WASHINGTON — With across-the-board federal spending cuts looming as a real possibility as of March 1, TRIO program advocates made a timely plea Tuesday for congressional support of the federal government’s oldest group of college outreach, readiness and retention programs for low-income and aspiring first-generation college students.

TRIO program beneficiaries, including U.S. Representative Gwen Moore (D-Wis.) and other advocates such as U.S. Representative Mike Simpson (R-Idaho), spoke on behalf of TRIO programs during a Capitol Hill briefing in Rayburn House Office Building. Moore and Simpson are co-chairs of the Congressional TRIO Caucus.

“As everyone knows, we’re facing the possibility of sequestration cuts, scheduled to kick in on March 1… TRIO itself would be cut about another $43 million; the Department of Education overall would be cut about $2.6 billion,” said Joel Packer, moderator of the TRIO briefing and the executive director of the Committee for Education Funding (CEF).

“We’re facing a very immediate and deep cut,” he added.

Seven programs make up TRIO, with some of them dating back to the mid-1960s. The programs, such as Upward Bound and the Ronald E. McNair, provide low-income middle school and high school students with the guidance, support and academic help they need to apply to, enroll in and graduate from college, as well as pursue post-baccalaureate opportunities. In fiscal year 2012, TRIO programs were funded at $838.63 million, and they served 789,676 participants.

The title ‘TRIO’ came about in the late 1970s, following the founding of the first three programs. Upward Bound, the oldest of the programs, had been created by the 1964 Economic Opportunity Act.
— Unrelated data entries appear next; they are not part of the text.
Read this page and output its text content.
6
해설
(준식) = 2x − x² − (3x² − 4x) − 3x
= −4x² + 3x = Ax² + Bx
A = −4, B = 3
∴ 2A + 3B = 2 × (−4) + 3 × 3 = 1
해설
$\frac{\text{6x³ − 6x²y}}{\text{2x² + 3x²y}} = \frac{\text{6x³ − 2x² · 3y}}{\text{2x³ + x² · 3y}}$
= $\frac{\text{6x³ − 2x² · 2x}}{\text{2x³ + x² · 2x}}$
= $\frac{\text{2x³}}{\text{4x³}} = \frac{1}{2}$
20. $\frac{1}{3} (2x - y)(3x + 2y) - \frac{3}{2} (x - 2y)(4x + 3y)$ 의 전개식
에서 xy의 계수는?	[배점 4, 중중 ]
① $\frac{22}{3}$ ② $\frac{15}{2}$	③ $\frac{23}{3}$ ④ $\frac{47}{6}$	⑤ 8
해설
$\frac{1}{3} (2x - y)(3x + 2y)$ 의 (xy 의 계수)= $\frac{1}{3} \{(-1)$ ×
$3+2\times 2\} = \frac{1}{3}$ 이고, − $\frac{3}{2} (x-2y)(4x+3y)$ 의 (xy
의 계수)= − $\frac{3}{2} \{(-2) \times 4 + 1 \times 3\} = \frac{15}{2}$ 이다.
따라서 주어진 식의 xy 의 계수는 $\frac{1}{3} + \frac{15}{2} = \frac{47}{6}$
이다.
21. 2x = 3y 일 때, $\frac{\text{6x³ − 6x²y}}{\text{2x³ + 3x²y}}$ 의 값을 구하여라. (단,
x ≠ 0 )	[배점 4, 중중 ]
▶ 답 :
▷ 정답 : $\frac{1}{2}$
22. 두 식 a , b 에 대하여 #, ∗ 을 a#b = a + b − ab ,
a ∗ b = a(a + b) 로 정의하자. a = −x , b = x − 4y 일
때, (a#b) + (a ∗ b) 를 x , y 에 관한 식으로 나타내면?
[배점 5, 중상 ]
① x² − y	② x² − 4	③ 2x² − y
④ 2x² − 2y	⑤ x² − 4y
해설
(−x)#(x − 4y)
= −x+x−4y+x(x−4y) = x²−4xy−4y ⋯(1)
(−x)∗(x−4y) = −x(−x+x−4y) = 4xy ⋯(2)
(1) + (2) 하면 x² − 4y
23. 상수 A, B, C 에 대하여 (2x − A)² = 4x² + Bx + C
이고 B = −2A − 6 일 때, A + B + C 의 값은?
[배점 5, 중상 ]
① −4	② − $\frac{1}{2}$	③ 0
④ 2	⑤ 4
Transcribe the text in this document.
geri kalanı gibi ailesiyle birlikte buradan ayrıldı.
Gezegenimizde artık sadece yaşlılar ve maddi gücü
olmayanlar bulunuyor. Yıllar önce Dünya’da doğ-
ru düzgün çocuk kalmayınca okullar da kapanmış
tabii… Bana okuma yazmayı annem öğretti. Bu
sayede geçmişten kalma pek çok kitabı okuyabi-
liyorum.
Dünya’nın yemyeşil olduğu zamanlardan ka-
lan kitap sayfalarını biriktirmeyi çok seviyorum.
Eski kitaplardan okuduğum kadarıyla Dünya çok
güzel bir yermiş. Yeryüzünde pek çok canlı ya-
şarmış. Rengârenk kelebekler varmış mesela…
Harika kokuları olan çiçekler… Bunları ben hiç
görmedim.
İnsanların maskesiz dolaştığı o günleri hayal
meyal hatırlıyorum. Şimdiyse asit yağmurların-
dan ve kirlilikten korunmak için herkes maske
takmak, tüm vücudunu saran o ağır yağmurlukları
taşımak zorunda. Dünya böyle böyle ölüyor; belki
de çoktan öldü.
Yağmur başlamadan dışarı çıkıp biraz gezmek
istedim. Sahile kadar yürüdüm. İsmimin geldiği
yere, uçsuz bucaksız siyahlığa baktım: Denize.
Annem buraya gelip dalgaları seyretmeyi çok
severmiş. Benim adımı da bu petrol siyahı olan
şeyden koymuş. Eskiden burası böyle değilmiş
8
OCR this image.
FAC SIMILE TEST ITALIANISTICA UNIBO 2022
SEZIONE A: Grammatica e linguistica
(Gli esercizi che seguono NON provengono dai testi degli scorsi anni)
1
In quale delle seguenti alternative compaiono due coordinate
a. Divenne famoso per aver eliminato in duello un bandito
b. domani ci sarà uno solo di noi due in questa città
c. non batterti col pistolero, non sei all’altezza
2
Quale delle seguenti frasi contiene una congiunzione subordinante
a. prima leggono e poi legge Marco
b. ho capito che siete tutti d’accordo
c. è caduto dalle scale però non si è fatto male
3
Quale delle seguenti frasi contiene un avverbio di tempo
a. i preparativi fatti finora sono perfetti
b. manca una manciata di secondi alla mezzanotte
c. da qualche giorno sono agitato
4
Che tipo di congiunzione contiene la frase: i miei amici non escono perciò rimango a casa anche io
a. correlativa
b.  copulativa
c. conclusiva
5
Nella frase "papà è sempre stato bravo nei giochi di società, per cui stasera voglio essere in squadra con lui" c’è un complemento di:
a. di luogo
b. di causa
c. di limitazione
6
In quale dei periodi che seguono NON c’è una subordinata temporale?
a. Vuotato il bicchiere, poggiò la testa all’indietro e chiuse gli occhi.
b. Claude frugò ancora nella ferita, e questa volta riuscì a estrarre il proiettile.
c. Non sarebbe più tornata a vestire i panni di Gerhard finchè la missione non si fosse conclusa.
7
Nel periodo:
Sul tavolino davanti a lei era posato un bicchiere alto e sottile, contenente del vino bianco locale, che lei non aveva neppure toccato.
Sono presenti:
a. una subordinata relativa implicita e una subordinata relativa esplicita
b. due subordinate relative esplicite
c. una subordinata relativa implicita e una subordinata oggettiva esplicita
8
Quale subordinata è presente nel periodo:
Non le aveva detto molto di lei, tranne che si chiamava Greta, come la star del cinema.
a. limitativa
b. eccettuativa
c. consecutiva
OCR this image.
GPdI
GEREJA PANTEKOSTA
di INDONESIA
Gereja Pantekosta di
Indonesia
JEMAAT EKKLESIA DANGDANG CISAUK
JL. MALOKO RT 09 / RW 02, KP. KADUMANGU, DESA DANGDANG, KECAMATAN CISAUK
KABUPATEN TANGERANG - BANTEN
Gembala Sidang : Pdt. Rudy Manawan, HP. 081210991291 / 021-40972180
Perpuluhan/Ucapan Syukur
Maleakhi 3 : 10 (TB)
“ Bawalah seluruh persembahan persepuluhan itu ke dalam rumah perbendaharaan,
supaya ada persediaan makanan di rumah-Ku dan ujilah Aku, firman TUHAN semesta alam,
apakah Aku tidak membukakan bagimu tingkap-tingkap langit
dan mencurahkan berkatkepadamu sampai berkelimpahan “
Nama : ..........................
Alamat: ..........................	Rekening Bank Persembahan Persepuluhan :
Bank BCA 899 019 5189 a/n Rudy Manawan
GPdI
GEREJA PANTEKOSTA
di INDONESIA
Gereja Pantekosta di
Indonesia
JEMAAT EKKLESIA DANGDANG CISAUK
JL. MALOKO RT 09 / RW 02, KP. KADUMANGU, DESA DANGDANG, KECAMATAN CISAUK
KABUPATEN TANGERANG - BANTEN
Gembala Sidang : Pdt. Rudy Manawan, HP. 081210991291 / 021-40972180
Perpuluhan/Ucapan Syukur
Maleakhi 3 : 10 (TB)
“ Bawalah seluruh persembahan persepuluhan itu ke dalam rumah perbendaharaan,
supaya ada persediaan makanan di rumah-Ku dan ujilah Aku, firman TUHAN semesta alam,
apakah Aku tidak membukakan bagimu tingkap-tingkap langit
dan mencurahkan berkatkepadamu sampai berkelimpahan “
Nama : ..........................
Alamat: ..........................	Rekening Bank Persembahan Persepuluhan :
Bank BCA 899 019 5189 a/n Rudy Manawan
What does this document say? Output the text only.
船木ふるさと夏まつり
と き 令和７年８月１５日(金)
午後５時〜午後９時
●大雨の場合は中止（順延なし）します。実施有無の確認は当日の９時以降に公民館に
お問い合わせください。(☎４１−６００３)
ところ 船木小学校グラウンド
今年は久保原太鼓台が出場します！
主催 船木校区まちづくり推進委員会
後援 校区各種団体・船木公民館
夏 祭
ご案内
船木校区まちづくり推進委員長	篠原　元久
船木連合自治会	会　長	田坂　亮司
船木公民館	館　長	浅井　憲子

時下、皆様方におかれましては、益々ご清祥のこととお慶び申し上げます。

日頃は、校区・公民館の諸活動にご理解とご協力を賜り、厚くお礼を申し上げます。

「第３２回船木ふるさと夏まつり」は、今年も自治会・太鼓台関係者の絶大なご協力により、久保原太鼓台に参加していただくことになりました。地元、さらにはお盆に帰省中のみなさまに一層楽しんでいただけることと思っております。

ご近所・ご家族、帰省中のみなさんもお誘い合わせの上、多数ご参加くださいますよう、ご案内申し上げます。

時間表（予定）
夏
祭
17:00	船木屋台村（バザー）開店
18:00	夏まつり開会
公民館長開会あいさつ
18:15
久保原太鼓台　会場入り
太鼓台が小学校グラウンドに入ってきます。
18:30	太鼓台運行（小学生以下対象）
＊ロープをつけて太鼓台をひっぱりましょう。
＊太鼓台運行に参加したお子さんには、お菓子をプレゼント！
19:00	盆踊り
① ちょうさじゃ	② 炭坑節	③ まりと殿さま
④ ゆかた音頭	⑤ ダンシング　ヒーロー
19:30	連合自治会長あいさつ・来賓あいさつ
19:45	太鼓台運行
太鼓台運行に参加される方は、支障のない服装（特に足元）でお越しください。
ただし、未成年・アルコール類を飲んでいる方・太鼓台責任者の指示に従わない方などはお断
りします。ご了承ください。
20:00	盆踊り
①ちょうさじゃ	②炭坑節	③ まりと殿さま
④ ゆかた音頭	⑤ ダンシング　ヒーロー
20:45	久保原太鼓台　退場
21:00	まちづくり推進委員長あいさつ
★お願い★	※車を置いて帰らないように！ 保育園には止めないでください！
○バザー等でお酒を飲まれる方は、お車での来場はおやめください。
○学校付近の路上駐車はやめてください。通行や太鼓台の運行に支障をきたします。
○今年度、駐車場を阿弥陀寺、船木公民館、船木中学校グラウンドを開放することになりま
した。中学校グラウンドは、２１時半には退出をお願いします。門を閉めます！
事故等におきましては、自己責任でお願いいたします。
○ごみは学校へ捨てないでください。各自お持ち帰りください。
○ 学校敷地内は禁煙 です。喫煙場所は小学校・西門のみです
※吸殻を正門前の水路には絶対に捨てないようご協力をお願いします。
Educational Talent Search was established by the Higher Education Act of 1965, and the Higher Education Amendments of 1968 added Special Services for Disadvantaged Students, which is now known as the Student Support Services Program.

“We need to make sure that advocacy voice for TRIO is loud and clear, and (the members of Congress) know that people support it,” Simpson told more than 100 congressional staffers and other officials attending the briefing.